Europe Warned Against Following US Path on Iran

Europe Warned Against Following US Path on IranEurope Warned Against Following US Path on Iran

A political analyst warned the Europeans about the consequences of attempts to satisfy the excessive demands of hawkish US President Donald Trump on Iran, describing them as a step toward another diplomatic deadlock.

"The European countries, instead of defending the JCPOA against Trump and trying to prove its effectiveness to Iran and the international community, are toeing Trump's line on the JCPOA and Iran's missile issue," Mahin Siamansouri said in an article carried by the Iranian Diplomacy website on Sunday.

JCPOA stands for the Joint Comprehensive Plan of Action, the official title of a landmark accord the six powers brokered with Iran to subject its nuclear program to temporary restrictions in return for giving it relief from international sanctions.

  Ill Will

"These unrealistic demands do not send a positive message to Tehran. A decision by some European countries to rally behind Trump in pushing Tehran to accede to new non-nuclear constraints under the pretext that otherwise Trump would pull out of the action plan is like moving on a dead-end path and signals ill will," Siamansouri said.

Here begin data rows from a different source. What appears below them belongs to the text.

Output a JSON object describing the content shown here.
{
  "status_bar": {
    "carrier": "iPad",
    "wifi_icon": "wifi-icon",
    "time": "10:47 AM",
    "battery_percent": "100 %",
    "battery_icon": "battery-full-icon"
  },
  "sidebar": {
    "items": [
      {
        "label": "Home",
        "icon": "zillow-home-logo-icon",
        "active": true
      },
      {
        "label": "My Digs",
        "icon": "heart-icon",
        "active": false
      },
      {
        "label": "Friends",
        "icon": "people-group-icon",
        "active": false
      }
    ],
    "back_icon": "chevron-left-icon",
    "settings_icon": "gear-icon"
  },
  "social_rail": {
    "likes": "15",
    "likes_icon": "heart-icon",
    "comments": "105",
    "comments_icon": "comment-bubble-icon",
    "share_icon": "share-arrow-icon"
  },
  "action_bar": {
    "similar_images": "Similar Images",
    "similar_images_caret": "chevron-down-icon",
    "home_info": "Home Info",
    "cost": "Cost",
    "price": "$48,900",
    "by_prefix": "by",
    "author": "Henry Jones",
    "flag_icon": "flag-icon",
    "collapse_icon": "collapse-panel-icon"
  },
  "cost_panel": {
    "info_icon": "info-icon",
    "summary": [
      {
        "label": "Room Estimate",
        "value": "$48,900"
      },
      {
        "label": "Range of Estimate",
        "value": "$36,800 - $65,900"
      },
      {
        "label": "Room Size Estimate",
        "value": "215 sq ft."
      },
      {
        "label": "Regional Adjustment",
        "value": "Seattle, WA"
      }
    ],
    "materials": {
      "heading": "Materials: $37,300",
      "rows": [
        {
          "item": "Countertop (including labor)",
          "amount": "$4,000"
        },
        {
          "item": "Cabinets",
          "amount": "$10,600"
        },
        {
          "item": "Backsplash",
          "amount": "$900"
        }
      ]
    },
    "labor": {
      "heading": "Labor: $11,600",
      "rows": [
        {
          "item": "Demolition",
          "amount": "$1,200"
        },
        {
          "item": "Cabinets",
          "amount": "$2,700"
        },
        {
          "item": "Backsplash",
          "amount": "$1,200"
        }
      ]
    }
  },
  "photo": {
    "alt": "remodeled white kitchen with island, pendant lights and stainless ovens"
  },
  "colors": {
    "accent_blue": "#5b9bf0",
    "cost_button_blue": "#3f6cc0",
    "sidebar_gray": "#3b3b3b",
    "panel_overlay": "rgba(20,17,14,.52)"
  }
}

 Trump gave the nuclear agreement another reprieve on January 12, saying it is the last chance for European allies and the US Congress to work with him to fix what he says are "disastrous flaws" in the nuclear deal within four months or he would withdraw from it.

Fixing those flaws would include removing the time frames set by the so-called sunset clauses of the deal under which nuclear curbs begin to gradually expire as of 2025.

Trump has also called for a separate side agreement with Europeans to curtail the Islamic Republic's missile development and regional role, neither of which are technically part of the UN-endorsed action plan.

JCPOA's European signatories, namely France, Britain and Germany, have said they share Trump's non-nuclear concerns about Iran and expressed readiness to cooperate with him to address them.

But they have rejected Trump's call for a renegotiation of the deal, arguing that it is working and Tehran's compliance has been fully verified by the UN nuclear agency, the JCPOA's oversight body.

Iran has repeatedly said its missile program is purely defensive and has dismissed accusations that its regional activities are destabilizing.

It has made clear that the deal cannot be revised.

  Eroding Confidence

Siamansouri said Europe's support for Trump's aggressive Iran policy would augur badly for a region already plagued with protracted, complicated conflicts.

"Under the current critical situation of the region, such a move would undermine Iran's confidence in Europe. It would also pose a serious challenge to Iran's relations with some European countries and lead nowhere."  

Berlin, Paris, London, and Washington have set up a working group of experts on amending the deal.

US Secretary of State Rex Tillerson said on Saturday the group has already begun to meet, trying to determine the scope of what is needed and how much Iran needs to be engaged in it.